The French small shell-shaped Madeleine is a traditional speciality from the town of Commercy, in the North of the Lorraine region of France. Famous for its funny shape and smooth texture, the Madeleine de Commercy cookie has become a classic of every snacking or afternoon goûter in France. With a cup of coffee or tea, the Madeleine is an excellent pastry to end off a typical French meal.
In Lorraine, it is believed that the delightful Madeleine cookie came from a young maid named Madeleine who used to work for the Duke of Lorraine, Stanislas Leczinski in the late 1700s. According to the traditions of this Eastern region of France, the modest maid had to replace Stanislas' cook and prepare pastries for a royal banquet in the French town of Commercy.
As the only treat she knew was her family's shell-shaped soft cookie, she baked loads of these small cakes - which were eventually highly appreciated by the Duke's guests!

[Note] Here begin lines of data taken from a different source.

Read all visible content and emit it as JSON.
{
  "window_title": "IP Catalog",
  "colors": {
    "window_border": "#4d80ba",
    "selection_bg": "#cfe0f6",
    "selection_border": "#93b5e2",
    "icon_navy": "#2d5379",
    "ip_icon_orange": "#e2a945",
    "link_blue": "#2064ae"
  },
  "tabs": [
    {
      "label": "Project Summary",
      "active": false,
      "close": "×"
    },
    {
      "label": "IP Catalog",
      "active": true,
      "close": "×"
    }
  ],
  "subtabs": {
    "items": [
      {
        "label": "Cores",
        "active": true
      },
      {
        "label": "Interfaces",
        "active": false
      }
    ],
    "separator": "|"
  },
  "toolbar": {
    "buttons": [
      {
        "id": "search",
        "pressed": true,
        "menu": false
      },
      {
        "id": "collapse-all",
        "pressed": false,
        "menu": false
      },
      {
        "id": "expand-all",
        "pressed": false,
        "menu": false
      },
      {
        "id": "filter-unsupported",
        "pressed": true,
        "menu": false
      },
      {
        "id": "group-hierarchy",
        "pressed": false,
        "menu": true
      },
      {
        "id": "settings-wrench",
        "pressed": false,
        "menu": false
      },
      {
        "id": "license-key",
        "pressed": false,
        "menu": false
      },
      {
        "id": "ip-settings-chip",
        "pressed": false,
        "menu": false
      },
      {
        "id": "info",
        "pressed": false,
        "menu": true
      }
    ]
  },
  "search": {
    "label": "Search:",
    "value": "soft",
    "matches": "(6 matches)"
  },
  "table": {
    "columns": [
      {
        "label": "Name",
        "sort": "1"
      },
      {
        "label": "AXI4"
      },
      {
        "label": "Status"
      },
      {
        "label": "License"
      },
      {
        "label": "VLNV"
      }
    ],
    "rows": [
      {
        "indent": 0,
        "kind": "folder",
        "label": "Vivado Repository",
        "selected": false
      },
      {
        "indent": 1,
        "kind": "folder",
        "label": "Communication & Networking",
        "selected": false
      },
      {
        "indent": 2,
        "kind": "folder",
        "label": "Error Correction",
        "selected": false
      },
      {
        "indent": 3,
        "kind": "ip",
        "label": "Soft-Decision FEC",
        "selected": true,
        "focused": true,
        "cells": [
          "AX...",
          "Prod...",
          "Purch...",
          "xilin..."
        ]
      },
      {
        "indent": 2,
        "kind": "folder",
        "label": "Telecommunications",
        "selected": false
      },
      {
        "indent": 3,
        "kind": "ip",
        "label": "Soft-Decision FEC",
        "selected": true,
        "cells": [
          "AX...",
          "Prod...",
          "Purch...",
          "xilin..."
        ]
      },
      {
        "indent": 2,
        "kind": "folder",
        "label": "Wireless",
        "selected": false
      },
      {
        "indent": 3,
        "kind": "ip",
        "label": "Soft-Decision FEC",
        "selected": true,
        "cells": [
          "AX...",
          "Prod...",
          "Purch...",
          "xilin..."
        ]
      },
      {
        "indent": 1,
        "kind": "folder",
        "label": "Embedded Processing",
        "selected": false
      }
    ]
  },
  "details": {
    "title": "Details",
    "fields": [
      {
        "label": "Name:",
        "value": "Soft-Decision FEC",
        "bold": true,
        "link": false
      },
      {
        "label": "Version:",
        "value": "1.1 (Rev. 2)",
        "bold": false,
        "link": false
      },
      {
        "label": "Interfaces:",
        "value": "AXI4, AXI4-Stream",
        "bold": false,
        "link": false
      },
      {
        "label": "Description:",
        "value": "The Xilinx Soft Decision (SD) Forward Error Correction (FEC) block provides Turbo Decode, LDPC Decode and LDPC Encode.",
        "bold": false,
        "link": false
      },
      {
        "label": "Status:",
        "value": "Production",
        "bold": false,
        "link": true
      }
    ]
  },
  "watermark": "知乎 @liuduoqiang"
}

To thank her, Duke Stanislas decided to give these delicious pastries the name of his faithful maid, "Madeleine".
The traditional French Madeleines are small shell-shaped cakes that have made the pride of Commercy's inhabitants. Simply made out with eggs, plain flour, butter and sugar, these Lorraine "Petite Madeleines" are especially famous for their smooth texture and funny shape.
Those irresistible little cookies have been baked in scallop-shape moulds since their creation, giving the Madeleine a golden crisp exterior, with pale stipes on the one side and a typical "bump" on the other. Their moist interior is due to the egg whites largely whipped and delicately blended with the paste.
The French Madeleine recipe can also include some drops of orange blossom or lemon juice for more aromas.
Top Tip! With its delicate butter-and-citrus flavour, the "Madeleine de Commercy" has become a classic snack for kids in the Lorraine region of France. But parents and grandparents are also crazy about the Lorraine treat, especially at tea time, accompanied with a piece of chocolate - a real gem of patisserie!